Politique

Derrière chaque chiffre, une tragédie… 11 déplacements vers l’inconnu sous les ruines de Gaza


Dans la bande de Gaza, les déplacés se déplacent sans répit d’un endroit à l’autre. Chaque transfert s’accompagne de douleurs nouvelles et accentue un sentiment de perte et de désespoir.

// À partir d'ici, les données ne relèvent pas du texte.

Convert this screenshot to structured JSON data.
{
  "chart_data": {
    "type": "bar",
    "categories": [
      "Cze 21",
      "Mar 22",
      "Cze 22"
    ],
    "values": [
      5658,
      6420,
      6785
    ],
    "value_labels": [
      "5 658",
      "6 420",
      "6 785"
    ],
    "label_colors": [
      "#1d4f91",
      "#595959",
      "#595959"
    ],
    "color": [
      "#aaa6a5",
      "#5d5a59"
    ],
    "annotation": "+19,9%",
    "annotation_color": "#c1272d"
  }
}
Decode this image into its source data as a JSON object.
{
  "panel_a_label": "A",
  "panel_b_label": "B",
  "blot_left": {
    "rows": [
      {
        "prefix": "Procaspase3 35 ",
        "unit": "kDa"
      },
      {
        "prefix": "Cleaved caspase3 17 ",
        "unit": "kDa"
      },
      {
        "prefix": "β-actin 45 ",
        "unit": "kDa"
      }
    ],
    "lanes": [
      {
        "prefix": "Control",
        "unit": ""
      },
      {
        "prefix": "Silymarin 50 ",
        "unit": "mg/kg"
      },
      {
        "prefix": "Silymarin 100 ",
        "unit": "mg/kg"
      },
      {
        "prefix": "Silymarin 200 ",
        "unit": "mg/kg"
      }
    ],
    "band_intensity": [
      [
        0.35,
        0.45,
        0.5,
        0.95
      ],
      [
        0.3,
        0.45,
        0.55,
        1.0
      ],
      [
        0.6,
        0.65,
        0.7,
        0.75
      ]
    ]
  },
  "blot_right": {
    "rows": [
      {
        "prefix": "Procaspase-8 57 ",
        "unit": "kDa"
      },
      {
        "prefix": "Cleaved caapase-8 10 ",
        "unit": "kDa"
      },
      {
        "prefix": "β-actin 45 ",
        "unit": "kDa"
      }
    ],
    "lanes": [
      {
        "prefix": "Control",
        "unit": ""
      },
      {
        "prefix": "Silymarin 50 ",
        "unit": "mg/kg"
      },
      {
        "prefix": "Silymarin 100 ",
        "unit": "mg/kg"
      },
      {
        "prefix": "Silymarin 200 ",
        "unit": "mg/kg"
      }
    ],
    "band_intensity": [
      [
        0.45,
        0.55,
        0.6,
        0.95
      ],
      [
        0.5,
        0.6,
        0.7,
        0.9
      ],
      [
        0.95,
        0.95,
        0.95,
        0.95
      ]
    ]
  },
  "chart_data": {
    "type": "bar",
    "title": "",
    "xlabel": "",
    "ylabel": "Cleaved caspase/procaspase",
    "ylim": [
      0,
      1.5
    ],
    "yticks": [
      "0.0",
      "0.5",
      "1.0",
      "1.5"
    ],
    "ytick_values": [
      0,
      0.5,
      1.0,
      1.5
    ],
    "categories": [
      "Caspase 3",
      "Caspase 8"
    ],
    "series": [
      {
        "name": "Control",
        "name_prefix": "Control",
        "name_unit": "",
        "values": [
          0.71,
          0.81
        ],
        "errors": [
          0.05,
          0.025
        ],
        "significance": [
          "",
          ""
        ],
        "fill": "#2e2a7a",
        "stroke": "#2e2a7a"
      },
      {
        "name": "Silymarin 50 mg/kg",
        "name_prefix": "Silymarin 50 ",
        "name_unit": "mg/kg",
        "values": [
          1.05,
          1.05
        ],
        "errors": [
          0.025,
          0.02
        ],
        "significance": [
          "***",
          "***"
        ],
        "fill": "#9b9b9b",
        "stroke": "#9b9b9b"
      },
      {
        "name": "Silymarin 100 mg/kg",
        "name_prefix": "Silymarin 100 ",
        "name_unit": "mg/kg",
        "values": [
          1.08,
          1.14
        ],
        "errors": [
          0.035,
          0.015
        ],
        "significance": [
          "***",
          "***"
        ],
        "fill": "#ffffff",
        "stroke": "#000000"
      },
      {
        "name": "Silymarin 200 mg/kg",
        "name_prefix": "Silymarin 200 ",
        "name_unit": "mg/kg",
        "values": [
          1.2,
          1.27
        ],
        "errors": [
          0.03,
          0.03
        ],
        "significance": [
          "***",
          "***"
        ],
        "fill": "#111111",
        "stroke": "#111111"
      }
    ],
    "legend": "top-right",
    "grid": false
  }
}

Tel est le sort de la famille Abou Jarad, contrainte de vivre une errance continue ponctuée de souffrances. Depuis près de deux ans, elle a été forcée de quitter son refuge et de se déplacer à travers Gaza à onze reprises depuis le déclenchement de la guerre.

Alors qu’il repliait une nouvelle fois ses maigres effets et les toiles de tente de sa famille à Gaza-ville pour fuir les bombardements israéliens, Naaman Abou Jarad confiait à l’agence Associated Press : « C’est une nouvelle forme de supplice. Nous ne sommes pas déplacés, nous mourons. »

Dès le lendemain, la famille a dressé sa tente sur une terre agricole aride, près de Khan Younès, sans certitude quant à la provenance de leur nourriture ou de leur eau.

Depuis leur fuite initiale de leur maison dans le nord de Gaza, peu après l’offensive israélienne lancée en réponse à l’attaque du Hamas du 7 octobre 2023, la famille vit une existence précaire semblable à celle d’innombrables familles palestiniennes, contraintes de fuir sans cesse, à chaque nouvelle frappe visant les abris où elles tentaient de se protéger.

« La mort nous poursuit »

Lors de la trêve entamée en janvier dernier, la famille a pu brièvement revenir dans sa maison endommagée mais encore debout. L’instant fut à la fois doux et amer : deux mois plus tard, le cessez-le-feu fut rompu, et ils durent de nouveau partir.

À chaque déplacement, Naaman et son épouse Majda tentent de maintenir une apparence de stabilité pour leurs six filles et leur petite-fille de deux ans. Lana, la benjamine, n’a que huit ans ; Balssam, l’aînée, est déjà mariée. Mais le poids de l’absurde pèse lourd. « Ce qui nous attend est sombre. Nous pourrions être expulsés de Gaza. Nous pourrions mourir… La mort nous encercle. Nous courons d’un endroit à l’autre pour l’éviter », confie Naaman.

Un exode sans fin

Depuis mai, une tente dressée à Gaza servait de refuge. Ils s’étaient familiarisés avec le voisinage, trouvaient de l’eau et parfois des soins médicaux. Leurs filles revoyaient quelques camarades également déplacées. Une famille voisine permit même à leur fille Sarah d’utiliser Internet pour suivre ses cours au lycée.

Mais la faim grandissait : les restrictions israéliennes sur l’aide avaient plongé la ville dans la famine. Naaman se joignait à la foule attendant les camions d’approvisionnement, souvent sous les tirs. « Nous avons vu des morts, des blessés », raconte Majda. Parfois, malgré le danger, il rapportait un peu de nourriture.

Ils avaient trouvé une école pour Lana, qui s’en réjouissait. Mais un nouvel ordre d’évacuation en vue de la prise de Gaza les contraignit à partir encore. Une frappe détruisit un immeuble à proximité, envoyant des éclats transpercer leur tente. Une autre rasa une maison voisine, tuant les habitants assis devant leur porte.

Jeudi dernier, la famille s’est jointe au flot des déplacés se dirigeant vers le sud. Dans leur nouveau camp, ils vivent sur une terre aride, sans école ni marché, à deux kilomètres de la connexion Internet la plus proche. Chaque jour, la vie sous la tente devient plus insoutenable : transporter l’eau, ramasser du bois, chercher de quoi manger, nettoyer, et craindre à tout instant un bombardement fatal.